APGC is a soft ionization technique which produces lower levels of fragmentation compared to traditional EI. Working in dry conditions, APGC typically produces spectra with strong radical cation molecular ions that facilitates the direct comparison of historic, archival EI data from many different sources. The abundant nature of these ions makes it possible to generate specific and sensitive MRM transitions for petroleum biomarkers which provide information on the biological source of the oil, the environment in which the parent organic matter was deposited, and the thermal history of the buried organic matter. Knowledge of these properties is especially useful in upstream applications and is ultimately linked to the economic productivity from a particular geological location.

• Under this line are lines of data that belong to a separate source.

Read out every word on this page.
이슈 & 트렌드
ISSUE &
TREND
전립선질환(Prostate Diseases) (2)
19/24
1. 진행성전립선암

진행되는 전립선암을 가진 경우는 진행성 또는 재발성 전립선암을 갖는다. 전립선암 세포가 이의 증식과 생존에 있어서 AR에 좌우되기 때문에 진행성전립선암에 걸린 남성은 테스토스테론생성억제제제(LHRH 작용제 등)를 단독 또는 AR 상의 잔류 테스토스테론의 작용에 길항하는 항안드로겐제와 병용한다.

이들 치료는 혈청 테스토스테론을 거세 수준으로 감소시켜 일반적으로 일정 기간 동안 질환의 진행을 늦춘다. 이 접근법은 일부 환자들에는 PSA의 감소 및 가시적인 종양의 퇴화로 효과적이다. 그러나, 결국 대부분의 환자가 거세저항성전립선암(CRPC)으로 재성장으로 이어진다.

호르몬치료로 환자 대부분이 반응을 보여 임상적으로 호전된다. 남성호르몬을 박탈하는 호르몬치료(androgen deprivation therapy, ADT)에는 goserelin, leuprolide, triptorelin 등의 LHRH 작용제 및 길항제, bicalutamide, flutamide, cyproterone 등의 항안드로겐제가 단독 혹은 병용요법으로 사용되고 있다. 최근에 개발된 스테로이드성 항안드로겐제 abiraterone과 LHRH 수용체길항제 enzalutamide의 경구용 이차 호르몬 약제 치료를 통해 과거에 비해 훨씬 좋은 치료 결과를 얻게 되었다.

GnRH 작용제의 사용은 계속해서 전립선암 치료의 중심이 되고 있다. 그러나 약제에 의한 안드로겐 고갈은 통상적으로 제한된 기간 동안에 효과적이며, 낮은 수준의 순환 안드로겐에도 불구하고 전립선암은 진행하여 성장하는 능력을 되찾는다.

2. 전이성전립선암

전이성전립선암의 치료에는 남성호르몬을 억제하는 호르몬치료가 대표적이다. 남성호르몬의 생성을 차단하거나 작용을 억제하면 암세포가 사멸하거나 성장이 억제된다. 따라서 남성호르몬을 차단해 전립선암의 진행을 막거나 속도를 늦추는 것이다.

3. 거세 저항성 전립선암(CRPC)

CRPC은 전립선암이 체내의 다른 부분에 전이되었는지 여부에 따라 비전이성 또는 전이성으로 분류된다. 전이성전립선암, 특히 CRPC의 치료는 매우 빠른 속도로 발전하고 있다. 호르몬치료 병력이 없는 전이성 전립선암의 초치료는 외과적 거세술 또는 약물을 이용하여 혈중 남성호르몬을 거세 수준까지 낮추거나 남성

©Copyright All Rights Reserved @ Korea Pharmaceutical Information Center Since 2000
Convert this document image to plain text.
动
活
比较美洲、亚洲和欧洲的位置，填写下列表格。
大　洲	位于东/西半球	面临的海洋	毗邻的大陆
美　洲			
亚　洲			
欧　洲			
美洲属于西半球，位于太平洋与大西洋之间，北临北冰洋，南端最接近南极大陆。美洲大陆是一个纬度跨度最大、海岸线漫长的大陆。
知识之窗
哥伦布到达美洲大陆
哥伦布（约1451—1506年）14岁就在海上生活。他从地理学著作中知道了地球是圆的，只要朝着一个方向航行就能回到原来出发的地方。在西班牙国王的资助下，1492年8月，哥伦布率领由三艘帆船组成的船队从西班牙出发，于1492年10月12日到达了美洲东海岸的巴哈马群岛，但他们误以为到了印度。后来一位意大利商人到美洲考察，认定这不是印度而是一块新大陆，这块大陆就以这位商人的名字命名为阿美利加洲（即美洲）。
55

The universal ionization source offered on all Waters instrumentation facilitates the quick and simple coupling of APGC, UPLC or UPC2 on a single MS platform. Coupled with Xevo TQ-S, APGC enables low-level quantification of petroleum biomarkers that have proved challenging to analyze using GC-MS systems, allowing unambiguous confirmation of the deposition environment from which the oil originates.

References

  1. A G Holba, L I P Dzou, W D Masterson, W B Hughes, B Huizinga, M M Singletary, M Moldowan, M R Mello, and E W Tegelaar. (1998). Application of 24-norcholestanes for constraining source age of petroleum. In: Advances in Organic Geochemistry 1997. Proceedings of the 18th International Meeting, Maastricht NL. September 22-26. Vol. Part II Biogeochemistry, Pergamon & EAOG pp. 1269-1284: Org. Geochem V.29 Nos. 5/7.
  2. H P Nytoft, A Jorgen, B Koefoed, F G Christiansen, M G Fowler. Oleanane or Lupane? Reappraisal of the presence of oleanane in Cretaceous-Tertiary oils and sediments. In: Org. Geochem 33: 1225-1240, 2002.
  3. K E Peters, CC Walters, J M Moldowan. The Biomarker Guide. Cambridge University Press ISBN: 0 521 83763 4, 2005.